La democracia social ha madurado esta cultura desde 1848, con la revolución romántica. Pienso en Mazzini: él fue, desde este punto de vista, el primer socialdemócrata: apoyaba la República Popular y la centralidad nacional, dos elementos que siempre han tenido una síntesis reaccionaria, nacional-popular. La segunda Internacional Socialista fue atravesada por este espíritu contra el internacionalismo comunero e intentó combinar la nacionalidad y la revolución. Por el contrario, el bolchevismo fue formidable desde el punto de vista de la revolución mundial porque unificó el comunismo, el antiimperialismo y el anticolonialismo.
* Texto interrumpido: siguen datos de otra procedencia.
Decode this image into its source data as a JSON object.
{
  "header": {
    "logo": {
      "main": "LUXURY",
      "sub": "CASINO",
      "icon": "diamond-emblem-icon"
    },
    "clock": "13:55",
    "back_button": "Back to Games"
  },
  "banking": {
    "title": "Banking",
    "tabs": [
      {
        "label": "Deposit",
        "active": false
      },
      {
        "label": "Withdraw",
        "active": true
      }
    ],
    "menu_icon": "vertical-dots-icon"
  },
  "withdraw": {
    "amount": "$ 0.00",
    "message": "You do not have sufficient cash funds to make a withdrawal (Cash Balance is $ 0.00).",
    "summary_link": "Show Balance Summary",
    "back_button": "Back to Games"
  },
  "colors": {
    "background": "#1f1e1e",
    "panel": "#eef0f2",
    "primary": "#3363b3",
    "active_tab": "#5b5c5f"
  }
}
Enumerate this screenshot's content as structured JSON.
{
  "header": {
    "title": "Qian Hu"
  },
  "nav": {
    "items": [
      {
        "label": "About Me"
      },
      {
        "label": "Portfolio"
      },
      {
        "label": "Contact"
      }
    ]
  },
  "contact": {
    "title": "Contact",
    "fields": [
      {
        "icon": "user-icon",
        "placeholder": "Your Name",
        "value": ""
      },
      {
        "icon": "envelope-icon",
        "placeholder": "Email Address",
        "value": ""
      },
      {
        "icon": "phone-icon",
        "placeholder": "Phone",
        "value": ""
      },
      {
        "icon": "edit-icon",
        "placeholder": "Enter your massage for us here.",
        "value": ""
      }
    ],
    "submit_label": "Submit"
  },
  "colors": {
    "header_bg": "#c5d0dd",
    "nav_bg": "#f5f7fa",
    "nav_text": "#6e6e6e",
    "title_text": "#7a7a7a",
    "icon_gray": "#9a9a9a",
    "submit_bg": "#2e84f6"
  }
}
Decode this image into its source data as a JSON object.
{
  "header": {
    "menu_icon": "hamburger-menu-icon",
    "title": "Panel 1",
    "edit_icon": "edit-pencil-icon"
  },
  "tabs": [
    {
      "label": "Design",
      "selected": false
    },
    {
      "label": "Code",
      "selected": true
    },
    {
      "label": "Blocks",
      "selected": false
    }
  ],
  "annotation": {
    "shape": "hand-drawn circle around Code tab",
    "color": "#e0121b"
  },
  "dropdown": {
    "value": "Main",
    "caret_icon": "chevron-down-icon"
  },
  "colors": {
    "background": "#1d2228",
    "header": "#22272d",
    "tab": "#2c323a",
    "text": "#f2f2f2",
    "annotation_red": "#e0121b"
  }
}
La tragedia del anti-colonialismo fue el retorno del nacionalismo. Esto dio lugar a un error de envergadura y aún hoy en día recurrente en las declinantes políticas centristas: pensar que la alianza del proletariado con las clases medias y progresista es un paso estratégico, y no meramente táctico. Las declinaciones del populismo actual repiten el mismo error: creen que el concepto de nación cancela el de clase. Es un problema con el que todavía tendremos que confrontar.

Cada vez más se dice que la alternativa al neoliberalismo y a la crisis es el trabajo, el pleno empleo, el keynesianismo, las nacionalizaciones. ¿Son éstas soluciones?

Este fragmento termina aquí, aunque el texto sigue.